The Democrats, for their part, kicked off the campaign at their convention with an orgy of anti-Bush preppie bashing. The most quoted line, delivered by Ann Richards in her keynote speech, was that Bush was born "with a silver foot in his mouth." The best lines came from Texas agriculture commissioner Jim Hightower, depicting a gathering of Bushmen around the yacht-club bar, "sipping a delightfully fruity and frisky white wine, saying 'Play it again, George!' " This was not random abuse but an effort to energize voters who expect Democrats to look out for the little guy -- a venerable Democratic tactic, handed down from Franklin D. Roosevelt (himself an aristocrat).

But what about issues that happen to fall outside traditional partisan ! agendas? Politicians don't act; they react. So it's not surprising that there should be a lag between a problem's first appearance in fact and in someone's stump speech. New issues have indeed been able to make their way into the campaign. Neither drugs nor the environment was a deciding factor in any recent presidential race. But after a year of national concern about crack wars, followed by a summer of worry over the greenhouse effect and kindred ecological disasters, Manuel Noriega has become the favorite foreign leader of Democratic speechwriters, while Bush has taken to deploring the condition of Boston Harbor.

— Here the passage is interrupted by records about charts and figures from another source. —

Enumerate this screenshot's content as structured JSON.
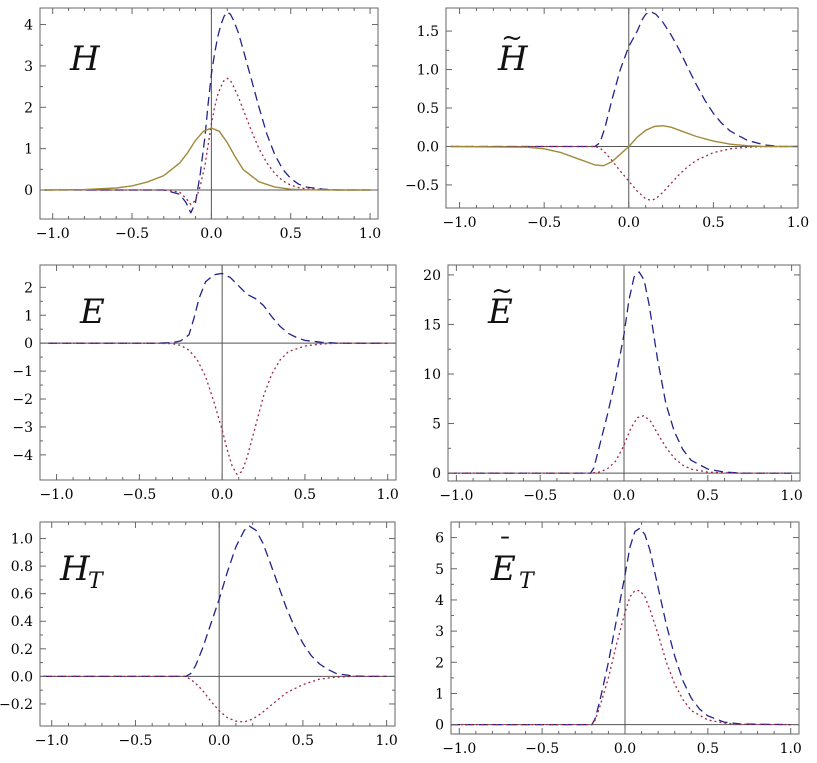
{
  "colors": {
    "dashed": "#23238c",
    "dotted": "#a02848",
    "solid": "#a08a3a",
    "axis": "#555555",
    "frame": "#666666"
  },
  "chart_data": [
    {
      "type": "line",
      "label": "H",
      "label_sub": "",
      "label_mark": "",
      "xlim": [
        -1.08,
        1.05
      ],
      "ylim": [
        -0.7,
        4.4
      ],
      "xticks": [
        -1.0,
        -0.5,
        0.0,
        0.5,
        1.0
      ],
      "xtick_labels": [
        "−1.0",
        "−0.5",
        "0.0",
        "0.5",
        "1.0"
      ],
      "yticks": [
        0,
        1,
        2,
        3,
        4
      ],
      "ytick_labels": [
        "0",
        "1",
        "2",
        "3",
        "4"
      ],
      "series": [
        {
          "style": "dashed",
          "x": [
            -1.05,
            -0.5,
            -0.3,
            -0.2,
            -0.16,
            -0.13,
            -0.1,
            -0.07,
            -0.04,
            -0.02,
            0.0,
            0.02,
            0.04,
            0.06,
            0.08,
            0.1,
            0.12,
            0.14,
            0.17,
            0.2,
            0.25,
            0.3,
            0.35,
            0.4,
            0.45,
            0.5,
            0.55,
            0.6,
            0.7,
            0.8,
            1.0
          ],
          "y": [
            0,
            0,
            0,
            -0.1,
            -0.3,
            -0.55,
            -0.3,
            0.4,
            1.3,
            2.1,
            2.8,
            3.3,
            3.7,
            4.0,
            4.2,
            4.3,
            4.25,
            4.1,
            3.8,
            3.4,
            2.7,
            2.0,
            1.35,
            0.85,
            0.5,
            0.28,
            0.14,
            0.07,
            0.02,
            0,
            0
          ]
        },
        {
          "style": "dotted",
          "x": [
            -1.05,
            -0.5,
            -0.3,
            -0.2,
            -0.16,
            -0.13,
            -0.1,
            -0.07,
            -0.04,
            -0.02,
            0.0,
            0.02,
            0.04,
            0.06,
            0.08,
            0.1,
            0.12,
            0.14,
            0.17,
            0.2,
            0.25,
            0.3,
            0.35,
            0.4,
            0.45,
            0.5,
            0.55,
            0.6,
            0.7,
            0.8,
            1.0
          ],
          "y": [
            0,
            0,
            0,
            -0.05,
            -0.2,
            -0.35,
            -0.25,
            0.1,
            0.6,
            1.1,
            1.6,
            2.0,
            2.3,
            2.5,
            2.65,
            2.7,
            2.65,
            2.5,
            2.25,
            1.95,
            1.45,
            1.0,
            0.65,
            0.4,
            0.22,
            0.12,
            0.06,
            0.03,
            0.01,
            0,
            0
          ]
        },
        {
          "style": "solid",
          "x": [
            -1.05,
            -0.8,
            -0.6,
            -0.5,
            -0.4,
            -0.3,
            -0.2,
            -0.15,
            -0.1,
            -0.05,
            0.0,
            0.05,
            0.1,
            0.15,
            0.2,
            0.3,
            0.4,
            0.5,
            0.6,
            0.8,
            1.0
          ],
          "y": [
            0,
            0.01,
            0.05,
            0.1,
            0.2,
            0.35,
            0.65,
            0.9,
            1.2,
            1.42,
            1.5,
            1.42,
            1.15,
            0.8,
            0.5,
            0.2,
            0.07,
            0.02,
            0.005,
            0,
            0
          ]
        }
      ]
    },
    {
      "type": "line",
      "label": "H",
      "label_sub": "",
      "label_mark": "~",
      "xlim": [
        -1.08,
        1.0
      ],
      "ylim": [
        -0.8,
        1.8
      ],
      "xticks": [
        -1.0,
        -0.5,
        0.0,
        0.5,
        1.0
      ],
      "xtick_labels": [
        "−1.0",
        "−0.5",
        "0.0",
        "0.5",
        "1.0"
      ],
      "yticks": [
        -0.5,
        0.0,
        0.5,
        1.0,
        1.5
      ],
      "ytick_labels": [
        "−0.5",
        "0.0",
        "0.5",
        "1.0",
        "1.5"
      ],
      "series": [
        {
          "style": "dashed",
          "x": [
            -1.05,
            -0.4,
            -0.2,
            -0.17,
            -0.14,
            -0.1,
            -0.05,
            0.0,
            0.05,
            0.08,
            0.1,
            0.13,
            0.16,
            0.2,
            0.25,
            0.3,
            0.35,
            0.4,
            0.45,
            0.5,
            0.55,
            0.6,
            0.7,
            0.8,
            0.9,
            1.0
          ],
          "y": [
            0,
            0,
            0,
            0.05,
            0.25,
            0.6,
            1.0,
            1.3,
            1.5,
            1.65,
            1.72,
            1.75,
            1.72,
            1.62,
            1.45,
            1.25,
            1.02,
            0.8,
            0.6,
            0.43,
            0.3,
            0.2,
            0.08,
            0.02,
            0,
            0
          ]
        },
        {
          "style": "dotted",
          "x": [
            -1.05,
            -0.4,
            -0.2,
            -0.17,
            -0.14,
            -0.1,
            -0.05,
            0.0,
            0.05,
            0.1,
            0.13,
            0.16,
            0.2,
            0.25,
            0.3,
            0.35,
            0.4,
            0.5,
            0.6,
            0.7,
            0.8,
            0.9,
            1.0
          ],
          "y": [
            0,
            0,
            0,
            -0.02,
            -0.08,
            -0.18,
            -0.32,
            -0.45,
            -0.58,
            -0.68,
            -0.7,
            -0.68,
            -0.6,
            -0.48,
            -0.36,
            -0.26,
            -0.18,
            -0.08,
            -0.03,
            -0.01,
            0,
            0,
            0
          ]
        },
        {
          "style": "solid",
          "x": [
            -1.05,
            -0.6,
            -0.5,
            -0.4,
            -0.3,
            -0.2,
            -0.15,
            -0.1,
            -0.05,
            0.0,
            0.05,
            0.1,
            0.15,
            0.2,
            0.25,
            0.3,
            0.4,
            0.5,
            0.6,
            0.7,
            0.8,
            0.9,
            1.0
          ],
          "y": [
            0,
            -0.01,
            -0.03,
            -0.08,
            -0.16,
            -0.24,
            -0.25,
            -0.2,
            -0.1,
            0.0,
            0.12,
            0.21,
            0.26,
            0.27,
            0.25,
            0.21,
            0.13,
            0.07,
            0.03,
            0.01,
            0,
            0,
            0
          ]
        }
      ]
    },
    {
      "type": "line",
      "label": "E",
      "label_sub": "",
      "label_mark": "",
      "xlim": [
        -1.1,
        1.05
      ],
      "ylim": [
        -4.9,
        2.8
      ],
      "xticks": [
        -1.0,
        -0.5,
        0.0,
        0.5,
        1.0
      ],
      "xtick_labels": [
        "−1.0",
        "−0.5",
        "0.0",
        "0.5",
        "1.0"
      ],
      "yticks": [
        -4,
        -3,
        -2,
        -1,
        0,
        1,
        2
      ],
      "ytick_labels": [
        "−4",
        "−3",
        "−2",
        "−1",
        "0",
        "1",
        "2"
      ],
      "series": [
        {
          "style": "dashed",
          "x": [
            -1.05,
            -0.4,
            -0.3,
            -0.25,
            -0.2,
            -0.17,
            -0.14,
            -0.1,
            -0.05,
            0.0,
            0.05,
            0.1,
            0.15,
            0.2,
            0.25,
            0.3,
            0.35,
            0.4,
            0.45,
            0.5,
            0.6,
            0.7,
            1.0
          ],
          "y": [
            0,
            0,
            0.02,
            0.08,
            0.3,
            0.9,
            1.6,
            2.2,
            2.45,
            2.5,
            2.35,
            2.05,
            1.75,
            1.6,
            1.35,
            0.95,
            0.6,
            0.35,
            0.2,
            0.1,
            0.03,
            0,
            0
          ]
        },
        {
          "style": "dotted",
          "x": [
            -1.05,
            -0.4,
            -0.3,
            -0.25,
            -0.2,
            -0.15,
            -0.1,
            -0.05,
            0.0,
            0.03,
            0.06,
            0.09,
            0.12,
            0.15,
            0.2,
            0.25,
            0.3,
            0.35,
            0.4,
            0.5,
            0.6,
            0.7,
            1.0
          ],
          "y": [
            0,
            0,
            -0.02,
            -0.08,
            -0.25,
            -0.6,
            -1.2,
            -2.1,
            -3.1,
            -3.8,
            -4.4,
            -4.7,
            -4.6,
            -4.1,
            -3.0,
            -1.9,
            -1.1,
            -0.6,
            -0.3,
            -0.1,
            -0.03,
            0,
            0
          ]
        }
      ]
    },
    {
      "type": "line",
      "label": "E",
      "label_sub": "",
      "label_mark": "~",
      "xlim": [
        -1.05,
        1.05
      ],
      "ylim": [
        -0.8,
        21.0
      ],
      "xticks": [
        -1.0,
        -0.5,
        0.0,
        0.5,
        1.0
      ],
      "xtick_labels": [
        "−1.0",
        "−0.5",
        "0.0",
        "0.5",
        "1.0"
      ],
      "yticks": [
        0,
        5,
        10,
        15,
        20
      ],
      "ytick_labels": [
        "0",
        "5",
        "10",
        "15",
        "20"
      ],
      "series": [
        {
          "style": "dashed",
          "x": [
            -1.05,
            -0.2,
            -0.18,
            -0.15,
            -0.1,
            -0.05,
            0.0,
            0.03,
            0.06,
            0.09,
            0.12,
            0.15,
            0.2,
            0.25,
            0.3,
            0.35,
            0.4,
            0.5,
            0.6,
            0.7,
            1.0
          ],
          "y": [
            0,
            0,
            0.5,
            2.5,
            5.8,
            9.5,
            14.0,
            17.5,
            19.8,
            20.3,
            19.5,
            17.0,
            11.5,
            7.0,
            4.2,
            2.4,
            1.3,
            0.4,
            0.1,
            0,
            0
          ]
        },
        {
          "style": "dotted",
          "x": [
            -1.05,
            -0.2,
            -0.15,
            -0.1,
            -0.05,
            0.0,
            0.04,
            0.08,
            0.12,
            0.16,
            0.2,
            0.25,
            0.3,
            0.35,
            0.4,
            0.5,
            0.6,
            0.7,
            1.0
          ],
          "y": [
            0,
            0,
            0.1,
            0.4,
            1.2,
            2.8,
            4.5,
            5.6,
            5.8,
            5.2,
            4.0,
            2.6,
            1.5,
            0.8,
            0.4,
            0.1,
            0.03,
            0,
            0
          ]
        }
      ]
    },
    {
      "type": "line",
      "label": "H",
      "label_sub": "T",
      "label_mark": "",
      "xlim": [
        -1.07,
        1.05
      ],
      "ylim": [
        -0.36,
        1.12
      ],
      "xticks": [
        -1.0,
        -0.5,
        0.0,
        0.5,
        1.0
      ],
      "xtick_labels": [
        "−1.0",
        "−0.5",
        "0.0",
        "0.5",
        "1.0"
      ],
      "yticks": [
        -0.2,
        0.0,
        0.2,
        0.4,
        0.6,
        0.8,
        1.0
      ],
      "ytick_labels": [
        "−0.2",
        "0.0",
        "0.2",
        "0.4",
        "0.6",
        "0.8",
        "1.0"
      ],
      "series": [
        {
          "style": "dashed",
          "x": [
            -1.05,
            -0.3,
            -0.2,
            -0.17,
            -0.14,
            -0.1,
            -0.05,
            0.0,
            0.05,
            0.1,
            0.15,
            0.18,
            0.22,
            0.26,
            0.3,
            0.35,
            0.4,
            0.45,
            0.5,
            0.55,
            0.6,
            0.65,
            0.7,
            0.8,
            0.9,
            1.0
          ],
          "y": [
            0,
            0,
            0,
            0.02,
            0.08,
            0.2,
            0.38,
            0.56,
            0.76,
            0.94,
            1.06,
            1.09,
            1.06,
            0.97,
            0.84,
            0.67,
            0.5,
            0.36,
            0.24,
            0.15,
            0.09,
            0.05,
            0.02,
            0.003,
            0,
            0
          ]
        },
        {
          "style": "dotted",
          "x": [
            -1.05,
            -0.3,
            -0.2,
            -0.15,
            -0.1,
            -0.05,
            0.0,
            0.05,
            0.1,
            0.15,
            0.2,
            0.25,
            0.3,
            0.35,
            0.4,
            0.5,
            0.6,
            0.7,
            0.8,
            1.0
          ],
          "y": [
            0,
            0,
            0,
            -0.04,
            -0.1,
            -0.18,
            -0.25,
            -0.3,
            -0.325,
            -0.33,
            -0.31,
            -0.27,
            -0.22,
            -0.17,
            -0.12,
            -0.06,
            -0.02,
            -0.005,
            0,
            0
          ]
        }
      ]
    },
    {
      "type": "line",
      "label": "E",
      "label_sub": "T",
      "label_mark": "¯",
      "xlim": [
        -1.05,
        1.05
      ],
      "ylim": [
        -0.3,
        6.5
      ],
      "xticks": [
        -1.0,
        -0.5,
        0.0,
        0.5,
        1.0
      ],
      "xtick_labels": [
        "−1.0",
        "−0.5",
        "0.0",
        "0.5",
        "1.0"
      ],
      "yticks": [
        0,
        1,
        2,
        3,
        4,
        5,
        6
      ],
      "ytick_labels": [
        "0",
        "1",
        "2",
        "3",
        "4",
        "5",
        "6"
      ],
      "series": [
        {
          "style": "dashed",
          "x": [
            -1.05,
            -0.2,
            -0.18,
            -0.15,
            -0.1,
            -0.05,
            0.0,
            0.03,
            0.06,
            0.09,
            0.12,
            0.15,
            0.2,
            0.25,
            0.3,
            0.35,
            0.4,
            0.45,
            0.5,
            0.6,
            0.7,
            1.0
          ],
          "y": [
            0,
            0,
            0.2,
            0.8,
            2.0,
            3.4,
            4.8,
            5.7,
            6.2,
            6.3,
            6.1,
            5.6,
            4.4,
            3.2,
            2.2,
            1.4,
            0.85,
            0.5,
            0.28,
            0.08,
            0.02,
            0
          ]
        },
        {
          "style": "dotted",
          "x": [
            -1.05,
            -0.2,
            -0.18,
            -0.15,
            -0.1,
            -0.05,
            0.0,
            0.03,
            0.06,
            0.09,
            0.12,
            0.15,
            0.2,
            0.25,
            0.3,
            0.35,
            0.4,
            0.5,
            0.6,
            0.7,
            1.0
          ],
          "y": [
            0,
            0,
            0.15,
            0.6,
            1.5,
            2.6,
            3.6,
            4.1,
            4.3,
            4.3,
            4.1,
            3.7,
            2.9,
            2.0,
            1.3,
            0.8,
            0.45,
            0.15,
            0.05,
            0.01,
            0
          ]
        }
      ]
    }
  ]
}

This campaign has had more trouble dealing with old issues that are intractable, the budget deficit being No. 1. Although Dukakis and Bush have introduced some refinements into the arguments advanced by their predecessors four years ago -- the Democrats, obviously, have avoided promising to raise everyone's taxes this time around -- there is no indication that either one of them would do anything other than the last election's winner: sign off on a bipartisan effort like Gramm-Rudman-Hollings that accomplishes essentially nothing.

Clearly we are dealing with a failure of political will. But that failure extends beyond the candidates, to the voters. The Republican Party refuses to raise taxes; the Democratic Party refuses to cut nonmilitary spending; and the American people more or less agree with both positions. Until they abandon one or the other, they'll be stuck with the problem.

The budget deficit, after all, is not the first great issue to be fudged in an election. In 1940, with Western Europe plunged into war and the rest of the globe poised to follow, the American people were faced with a choice between a pair of interventionists, F.D.R. and Wendell Willkie. But both men, dissembling their true convictions, came down the campaign homestretch as quasi-isolationists. Their waffling reflected a national division, not closed until Pearl Harbor.

Presidential elections aren't campaigns in utopia. But that's because this republic is run on different principles than Plato's. An American election is a conversation. It tells us what the parties and the voters are willing to say and hear. If it does so with a minimum of muck and outright lying, it has done its job relatively well. This one has. Bring on Dan Quayle and the A.C.L.U. cards.